There are too many red flags in the “treatments” and “therapies” being foisted on people submitting themselves to “gender affirming care.” Once children have been put onto this path, it’s often too late. The supposed medical professionals to whom they are entrusting their lives might not have their best interests at heart. Too little curiosity, too quick to diagnose. Never ask a barber if you need a haircut. Even if you’re bald, they’ll find something they can do and charge you for it. The failure to properly study, research, and follow up in “gender medical care” sounds more like a cover-up than anything else, an attempt to hide mistakes made and harm done. When are surgical interventions the first and only solutions to mental health problems? How can you claim to make people “well” if you don’t track their progress after you’re done with them? How can you claim they’re “better” if you’re never done with them? I guess if the “treatment” never ends there is no “after” to check up on, is there? It’s all just part of the journey..
YNNB wrote:
I have been repeatedly told it would, especially by skeptics who think there’s an evolved neurological component within the human brain which leads to an individual’s fundamental expectation of being either a male or a female. Nothing else. These same skeptics are hyper-focused on denying there are any sexist reasons for rejecting one’s sex. They try to force-team GNC behavior and trans-sex identity so that they’re naturally and rationally connected. It’s not that defying stereotypes means you’re trans; it’s that being trans is another way of defying stereotypes. Conflict resolved.

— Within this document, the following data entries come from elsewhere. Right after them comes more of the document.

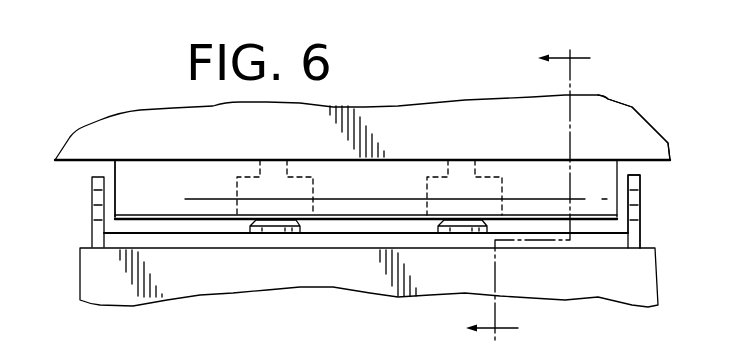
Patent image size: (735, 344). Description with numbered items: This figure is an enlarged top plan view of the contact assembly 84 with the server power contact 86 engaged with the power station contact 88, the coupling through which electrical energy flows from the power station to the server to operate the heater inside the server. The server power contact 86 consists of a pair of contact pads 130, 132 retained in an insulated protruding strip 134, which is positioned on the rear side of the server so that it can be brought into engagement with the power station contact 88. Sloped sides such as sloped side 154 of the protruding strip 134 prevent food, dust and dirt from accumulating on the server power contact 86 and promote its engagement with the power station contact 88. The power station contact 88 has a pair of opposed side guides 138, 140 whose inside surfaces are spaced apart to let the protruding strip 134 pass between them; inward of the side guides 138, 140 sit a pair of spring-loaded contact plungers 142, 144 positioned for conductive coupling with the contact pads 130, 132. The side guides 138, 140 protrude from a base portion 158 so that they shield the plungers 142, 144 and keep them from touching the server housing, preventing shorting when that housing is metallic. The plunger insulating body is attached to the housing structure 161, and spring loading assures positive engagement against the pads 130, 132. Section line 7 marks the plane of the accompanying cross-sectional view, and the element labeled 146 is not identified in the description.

The section line 7- 7 is at (528, 182).
The contact assembly 84 is at (88, 205).
The server power contact 86 is at (151, 180).
The power station contact 88 is at (85, 241).
The contact pad 130 is at (233, 194).
The contact pad 132 is at (503, 195).
The protruding strip 134 is at (106, 209).
The side guide 138 is at (642, 207).
The side guide 140 is at (92, 232).
The spring-loaded contact plunger 142 is at (488, 228).
The spring-loaded contact plunger 144 is at (249, 229).
The flange 146 is at (103, 190).
The sloped side 154 is at (585, 170).
The base portion 158 is at (596, 226).
The housing structure 161 is at (383, 134).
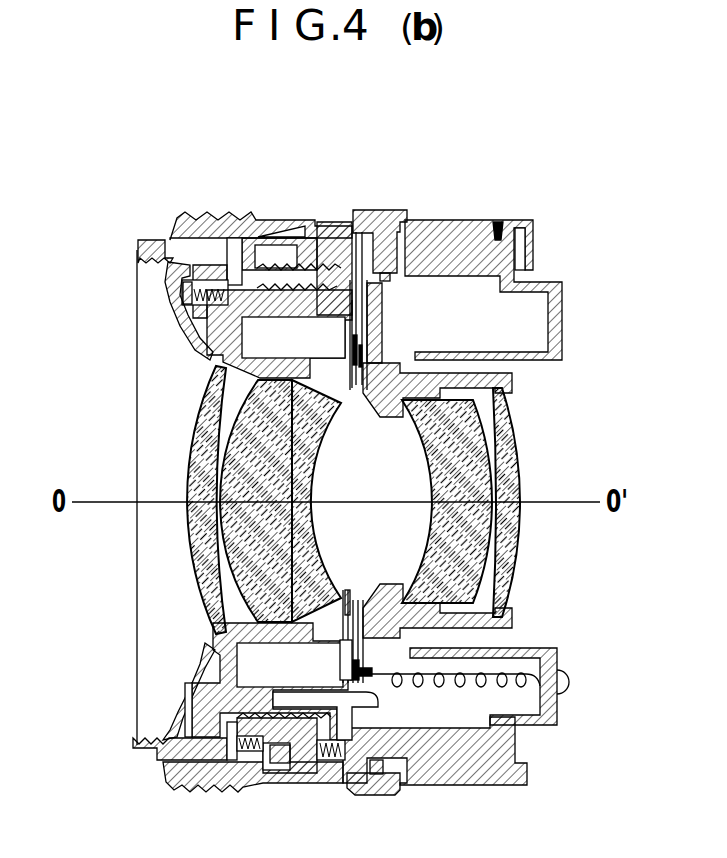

Which, as you point out, it isn’t. When we try to consider the state of being transgender as a pure “expectation of sex” similar to proprioception or body-mapping (noticeable only when it’s gone awry) this may help to somewhat resolve the “we’ve only had experience of being ourselves “ conundrum. A TW doesn’t “feel the way women feel.” They experience a shock when their expectation that they’re female isn’t confirmed by their actually being female in the objective reality outside their subjective experience. I can barely conceive of this. But what I can’t conceive of is this being not just a puzzling unease, but an absolute existential nightmare. Not in a framework where the subject and everyone else starts out thinking sex is no big deal, I can’t.
You ask “Without the hierarchical, social construct, does “gender identity” even exist?” If this neurological body mapping version qualifies as GI, maybe — but it wouldn’t exist in the form it apparently does. Gender dysphoria wouldn’t and couldn’t be a crippling obsession because there’s no special import to being a man instead of a woman, or a woman rather than a man. And skeptics who are hyper-focused on there being no special import to being a man instead of a woman, or a woman instead of a man, would not be cheering on the crippling obsession by claiming it’s inevitable and reasonable. They wouldn’t be agreeing that being male or female is the fundamental component of the sense of self while simultaneously trying to downplay it.
It’s such a curious dance.
“Sex only matters for reproductive purposes, men & women should be treated the same as much as possible.”
“A trans kid may kill themselves if we don’t treat them like the sex they see themselves as because that’s who they truly are.”
“What sex someone is should be no big deal.”
“I absolutely support people who can’t live their lives having people think they’re the wrong sex — imagine if this was me!”
It’s a classic instance of trying to eat your cake and have it, too.
And they can’t see it when pointed out, because doublethinkers crimestop badthink.